In summary, the departure frequency optimization model is as following:

$$ \max \kern.30em R={R}_p^z-{w}_s{R}_C^Z $$
(L1)

Subject to

$$ \begin{array}{l}\left|\left({t}_{j+1}-{t}_j\right)-\left({t}_j-{t}_{j-1}\right)\right|\le \sigma \kern1em \left(j=2,3,\dots, n-1\right)\\ {}{h}_{\min}\le {t}_j-{t}_{j-1}\le {h}_{\max}\kern1em \left(j=2,3,\dots, n\right)\\ {}{N}_s\ge {R}_{\min}\end{array} $$

3 Model Algorithm

Based on the Genetic Algorithm, the solution is expressed using One-dimensional string structure data. The repeatedly genetic manipulations bring the constantly evolutionary processes; finally it would converge to the best solution.

  • Step 1: The alleles are constituted by {0, 1}; we set the length of the encoded string as the scheduling period represented as letter T, the accuracy of the scheduled time is 1 min, each of the encoded bits is corresponded to 1 min in the scheduled time.

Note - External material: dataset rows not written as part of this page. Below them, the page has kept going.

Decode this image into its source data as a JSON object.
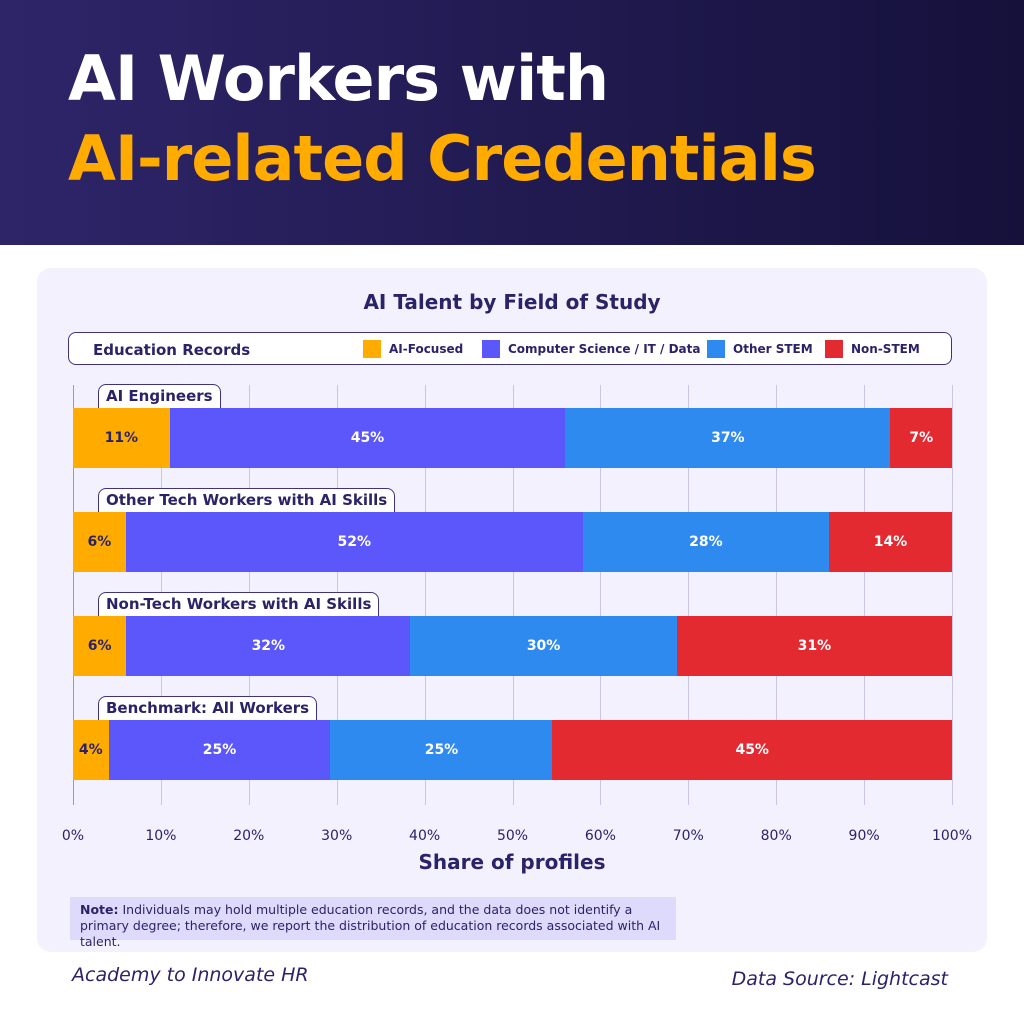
{
  "header": {
    "line1": "AI Workers with",
    "line2": "AI-related Credentials"
  },
  "chart_data": {
    "type": "bar",
    "orientation": "horizontal",
    "stacked": true,
    "title": "AI Talent by Field of Study",
    "legend_title": "Education Records",
    "legend_placement": "top",
    "xlabel": "Share of profiles",
    "ylabel": "",
    "xlim": [
      0,
      100
    ],
    "ticks": [
      "0%",
      "10%",
      "20%",
      "30%",
      "40%",
      "50%",
      "60%",
      "70%",
      "80%",
      "90%",
      "100%"
    ],
    "categories": [
      "AI Engineers",
      "Other Tech Workers with AI Skills",
      "Non-Tech Workers with AI Skills",
      "Benchmark: All Workers"
    ],
    "series": [
      {
        "name": "AI-Focused",
        "color": "#ffab00",
        "text_color": "#2b2368",
        "values": [
          11,
          6,
          6,
          4
        ]
      },
      {
        "name": "Computer Science / IT / Data",
        "color": "#5b57fb",
        "text_color": "#ffffff",
        "values": [
          45,
          52,
          32,
          25
        ]
      },
      {
        "name": "Other STEM",
        "color": "#2f8af0",
        "text_color": "#ffffff",
        "values": [
          37,
          28,
          30,
          25
        ]
      },
      {
        "name": "Non-STEM",
        "color": "#e32a31",
        "text_color": "#ffffff",
        "values": [
          7,
          14,
          31,
          45
        ]
      }
    ],
    "grid": true
  },
  "note": {
    "label": "Note:",
    "text": " Individuals may hold multiple education records, and the data does not identify a primary degree; therefore, we report the distribution of education records associated with AI talent."
  },
  "footer": {
    "left": "Academy to Innovate HR",
    "right": "Data Source: Lightcast"
  }
}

The value of the encoded bit represents the selection of docking site, ‘1’ means pit stop, and ‘0’ means pass by [7].

  • Step 2: Find and note the position of the ‘1’ in the encoded string in proper order, and then note the number of the ‘1’.

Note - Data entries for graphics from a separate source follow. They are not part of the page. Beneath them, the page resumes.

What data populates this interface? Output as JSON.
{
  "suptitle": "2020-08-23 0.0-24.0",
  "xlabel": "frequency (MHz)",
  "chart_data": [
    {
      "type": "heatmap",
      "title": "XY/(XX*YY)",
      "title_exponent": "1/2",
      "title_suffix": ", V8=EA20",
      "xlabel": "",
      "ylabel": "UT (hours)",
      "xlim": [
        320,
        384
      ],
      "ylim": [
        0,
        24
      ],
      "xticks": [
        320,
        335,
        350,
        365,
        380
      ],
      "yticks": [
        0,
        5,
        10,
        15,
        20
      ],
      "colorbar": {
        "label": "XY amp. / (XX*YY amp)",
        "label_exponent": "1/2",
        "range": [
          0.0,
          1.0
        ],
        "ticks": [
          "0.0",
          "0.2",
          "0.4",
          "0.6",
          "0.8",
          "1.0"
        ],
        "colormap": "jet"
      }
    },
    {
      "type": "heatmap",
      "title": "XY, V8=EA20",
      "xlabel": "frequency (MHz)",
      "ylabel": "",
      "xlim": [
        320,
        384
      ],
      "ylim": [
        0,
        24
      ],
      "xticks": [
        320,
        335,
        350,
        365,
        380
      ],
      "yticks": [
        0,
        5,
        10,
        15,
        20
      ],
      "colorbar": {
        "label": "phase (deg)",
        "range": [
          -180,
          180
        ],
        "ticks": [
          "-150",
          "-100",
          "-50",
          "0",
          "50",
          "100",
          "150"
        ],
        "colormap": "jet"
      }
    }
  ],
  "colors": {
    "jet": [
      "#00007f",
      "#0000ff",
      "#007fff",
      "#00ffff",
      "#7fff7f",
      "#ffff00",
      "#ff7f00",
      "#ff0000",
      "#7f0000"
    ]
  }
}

  • Step 3: First decoding the individual the code string getting the individual phenotype. Than calculate the objective function value. At last, according to the conversion calculate the individual fitness.

  • Step 4: Using penalty function to express the constraints.

  • Step 5: Using heuristic methods to generate the initial population of each individual gene.

  • Step 6: The length of the individual l is T, the size of the population is 100, the crossover probability is 0.6, the mutation probability is 0.005, the terminate algebra corpse is 500.

  • Step 7: Iterative to P(500), the algorithm terminates; if 10 consecutive generations keeps the same, the algorithm terminates.

4 Example

The parameter value is shown in Table 36.1.

Table 36.1 The parameter value

Through the matlab simulation, the most suitable departure interval is 1 min in peak and 10 min in Non-peak.

5 Conclusion

The model describe the process of transit operators accurately, such as the use of the passenger arriving function, the proportion of the passengers to alight function and the remaining passengers in the station.

But in the specific use, it is pending further investigation and analysis whether the comfort of the membership function can reflect the actual situation.